Mein Weg war zu Anfang eher von innen nach außen, aber durch die intensive Beschäftigung mit Minimalismus bin ich dem Thema indirekt schon oft begegnet. Sei es durch die Werke von Niko Paech und Harald Welzer oder Blogs wie www.dasapfelmaedchen.de .

Leider steckt bei vielen Projekten immer noch eine alte Denkweise in mir. Ganz oder gar nicht, schwarz oder weiß. Allerdings nimmt man ja im Allgemeinen diese Sichtweise nur ein, weil man es sich einfacher machen will. Die Welt besteht nicht nur aus Grautönen, sie ist knallbunt. Ich habe ja schon einmal davon geschrieben, wie frustrierend es sein kann vor einem Joghurt Regal zu stehen. Da kommt dann schnell Überforderung ins Spiel und man lässt es ganz bleiben, überhaupt eine Sorte auszuwählen.

Durch meinen Weg zum Minimalismus habe ich gelernt, dass es besser ist, kleine Schritte zu gehen als sich einem Aspekt komplett zu verschließen.
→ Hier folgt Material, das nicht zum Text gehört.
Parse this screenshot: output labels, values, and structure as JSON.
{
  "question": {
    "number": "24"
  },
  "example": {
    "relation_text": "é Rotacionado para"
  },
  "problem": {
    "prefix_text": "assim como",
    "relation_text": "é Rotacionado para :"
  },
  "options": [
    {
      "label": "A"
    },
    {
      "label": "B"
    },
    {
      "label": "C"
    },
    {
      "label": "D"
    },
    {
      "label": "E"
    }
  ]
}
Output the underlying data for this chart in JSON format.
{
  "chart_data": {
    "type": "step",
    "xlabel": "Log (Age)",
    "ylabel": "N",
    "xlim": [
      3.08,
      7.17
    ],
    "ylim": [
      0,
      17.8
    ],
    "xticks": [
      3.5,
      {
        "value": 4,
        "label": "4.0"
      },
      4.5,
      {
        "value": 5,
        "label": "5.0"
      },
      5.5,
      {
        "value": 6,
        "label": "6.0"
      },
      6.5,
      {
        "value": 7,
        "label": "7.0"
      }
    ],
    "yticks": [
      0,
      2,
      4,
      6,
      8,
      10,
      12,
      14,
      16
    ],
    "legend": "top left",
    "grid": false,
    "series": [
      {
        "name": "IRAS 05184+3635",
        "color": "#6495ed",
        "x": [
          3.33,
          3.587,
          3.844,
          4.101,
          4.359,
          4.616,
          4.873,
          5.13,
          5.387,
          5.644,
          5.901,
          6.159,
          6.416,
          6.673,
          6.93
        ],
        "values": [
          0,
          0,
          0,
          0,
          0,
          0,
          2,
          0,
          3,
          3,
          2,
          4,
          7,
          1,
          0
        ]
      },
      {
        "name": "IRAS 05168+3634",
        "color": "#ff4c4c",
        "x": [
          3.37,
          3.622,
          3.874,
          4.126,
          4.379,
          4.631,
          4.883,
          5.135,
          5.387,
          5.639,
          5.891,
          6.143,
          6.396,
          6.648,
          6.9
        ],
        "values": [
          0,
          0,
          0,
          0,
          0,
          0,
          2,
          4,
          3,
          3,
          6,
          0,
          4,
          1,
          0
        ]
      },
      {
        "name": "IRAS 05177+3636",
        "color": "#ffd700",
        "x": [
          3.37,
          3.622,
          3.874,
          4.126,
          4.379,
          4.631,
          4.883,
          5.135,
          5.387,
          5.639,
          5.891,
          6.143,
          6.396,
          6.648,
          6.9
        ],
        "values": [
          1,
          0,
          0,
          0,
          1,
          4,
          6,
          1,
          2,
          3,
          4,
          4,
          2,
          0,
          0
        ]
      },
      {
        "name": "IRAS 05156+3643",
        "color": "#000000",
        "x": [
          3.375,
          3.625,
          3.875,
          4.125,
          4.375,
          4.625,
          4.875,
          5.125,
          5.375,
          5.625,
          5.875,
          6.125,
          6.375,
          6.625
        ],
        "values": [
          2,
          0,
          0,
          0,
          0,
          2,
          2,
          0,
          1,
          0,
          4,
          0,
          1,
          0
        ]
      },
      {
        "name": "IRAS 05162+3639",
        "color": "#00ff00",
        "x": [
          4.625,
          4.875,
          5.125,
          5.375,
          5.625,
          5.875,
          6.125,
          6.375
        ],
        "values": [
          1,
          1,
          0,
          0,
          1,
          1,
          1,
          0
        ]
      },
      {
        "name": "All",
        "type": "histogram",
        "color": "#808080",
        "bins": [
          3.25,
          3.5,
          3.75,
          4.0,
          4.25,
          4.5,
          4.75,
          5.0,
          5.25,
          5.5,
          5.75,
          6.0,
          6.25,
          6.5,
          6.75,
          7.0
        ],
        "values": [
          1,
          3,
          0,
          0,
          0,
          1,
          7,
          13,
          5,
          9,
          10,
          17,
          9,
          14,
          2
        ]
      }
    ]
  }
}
Ich habe mich mit meinem Café schon indirekt mit dem Thema auseinandergesetzt, weil es mir wichtig war, unter welchen Arbeitsbedingungen dieser produziert wird. Natürlich bleibt hier noch das Argument des ökologischen Fußabdrucks. Aber einen Tod muss man immer sterben. Ich trinke meist nur eine Tasse am Morgen bei mir zu Hause und komme so auf ca 1kg Kaffee in 2-3 Monaten.

Meiner Freundin hat mich dazu animiert auch andere Produkt zu ersetzten. Wattestäbchen nutze ich aktuell aus Bambus, meine Flüssigseife aus dem Plastikbeutel ist einem Stück Lemongrass Seife gewichen.

In der Küche werden in Kürze Metalldosen die Plastikbehälter ersetzen. Weckgläschen sind auch gut geeignet, kleine Mengen sicher von A nach B zu transportieren. Ich habe damit schon Tee, Kaffee und manches andere sicher und gut mitgenommen.

Es hapert noch etwas an der Mülltrennung und daran, immer einen Jutebeutel beim Einkaufen dabei zu haben. Mein Deo werde ich auch noch umstellen sobald ich das aktuelle verbraucht habe auf ein Aluminium freies, bzw. eine Deocreme.

Wie habt ihr angefangen? Und welche Punkte habt ihr schon umgesetzt? Welche Tipps, Blogs, Kniffe aus dem Alltag könnt ihr mir empfehlen? Ich freue mich auf eure Kommentare.

  1. Hi.
    Das kenne ich…
    Wenn ich mich zu etwas entschlossen hab, möchte ich auch am Liebsten sofort und gleich und 100%ig umstellen 😉

    Im Bad stelle ich auch grad von Duschgel / Shampoo auf Seife aus einer Familien-Seifensiederei um. Beim Rasieren wird es wahrsch. folgen. Dieser Rasierschaum in Dosen ist auch ein ziemlicher Killer vom Umweltaspekt her (vom Treibgas abgesehen). Deo wird nach Testphase wahrsch. Deocreme von Wolkenseifen ersetzen.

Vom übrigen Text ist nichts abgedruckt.